For my placement, I was fortunate enough to earn a position as Assistant Archivist at the provincial Archives of Ontario (AO). My placement began in May of this year, and is set to finish in just over a month’s time in December. The experience of putting all the archival theory I learned in first-year into practice has been incredibly educational, humbling, and rewarding. My projects at the AO have in the past and currently include:
- leading the acquisition of private accruals to our holdings;
- leading the acquisition, description, and arrangement of a government accrual to our holdings;
- working as a reference archivist in the publicly accessible Reading Room, aiding clients in their search for records; and
- aiding the AO in their response to the Canadian Truth and Reconciliation Commission (TRC)’s Call to Action number 77 by searching through records and cataloguing references to the residential schools that educated many Indigenous students for decades, with tragic consequences.
For some context, the Government of Canada, in collaboration with various Christian churches, forced Indigenous children to attend residential schools in an effort to westernize and separate Indigenous children from their cultures to “kill the Indian in the child”¹ in the nineteenth and twentieth centuries. As part of the national plan to work with Indigenous peoples to facilitate healing, the TRC has called on archives nationwide to go through their records and capture metadata on records with any references to residential schools (for more information, you can visit the TRC’s website here).
This project has proven to be a challenge for me as a new archivist and has raised some hard questions. For example, what is the best archival practice when it comes to records with racist language in the titles? Do we censor the language or leave it as a record of past prejudice? And as a non-Indigenous Canadian, how do I respectfully describe materials that have important ceremonial content of which I may be ignorant? These are some of the difficult questions that I have faced during the course of this project, and I have been fortunate enough to be guided by my mentor in these issues.

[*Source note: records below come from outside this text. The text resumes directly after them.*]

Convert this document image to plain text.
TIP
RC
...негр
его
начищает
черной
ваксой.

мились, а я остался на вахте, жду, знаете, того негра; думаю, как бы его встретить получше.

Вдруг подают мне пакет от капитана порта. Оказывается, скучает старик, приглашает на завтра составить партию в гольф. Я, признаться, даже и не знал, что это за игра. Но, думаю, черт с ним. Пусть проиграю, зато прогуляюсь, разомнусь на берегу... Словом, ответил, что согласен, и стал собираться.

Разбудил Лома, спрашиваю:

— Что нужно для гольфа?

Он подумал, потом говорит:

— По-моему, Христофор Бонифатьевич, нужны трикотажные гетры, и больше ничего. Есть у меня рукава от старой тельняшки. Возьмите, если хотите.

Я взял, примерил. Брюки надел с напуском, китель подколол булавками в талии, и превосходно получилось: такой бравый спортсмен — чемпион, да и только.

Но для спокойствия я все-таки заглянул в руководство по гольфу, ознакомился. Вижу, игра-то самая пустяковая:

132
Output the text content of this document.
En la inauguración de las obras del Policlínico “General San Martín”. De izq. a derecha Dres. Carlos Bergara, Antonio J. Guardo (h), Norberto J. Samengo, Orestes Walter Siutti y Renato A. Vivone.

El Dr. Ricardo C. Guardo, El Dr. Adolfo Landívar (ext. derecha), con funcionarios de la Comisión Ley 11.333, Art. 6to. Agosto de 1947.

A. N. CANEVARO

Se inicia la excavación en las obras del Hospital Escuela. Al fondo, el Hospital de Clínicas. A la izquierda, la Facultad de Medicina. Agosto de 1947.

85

Apart from my more traditional archival work, I have also been gaining experience in providing reference services and recordkeeping services at the AO. Last week, I accompanied a records manager from our Recordkeeping Support Unit to a meeting with a provincial board to create a dialogue between their designated records manager and the AO to ensure their concerns are met in the future. I have also been working as a reference archivist three times a week to aid researchers in their hunt for (mostly) genealogical records, and have been developing an intimate knowledge of our holdings and how to best access them as a result.
The solid theoretical base that I developed in my first year at the iSchool helped inform many of my projects at the AO. However, by the same token, my time at the AO has helped inform many of the topics discussed at the iSchool, but which can only really be learned when turned into workplace practice. My co-op experience at the AO has given me a good scope of the inner workings of modern archives, enhanced much of what I learned in the classroom in first year, and confirmed that I have chosen the right career path. The co-op experience has translated archival theory into practice in a meaningful and practical way that will guide my career as an Archivist for many years to come.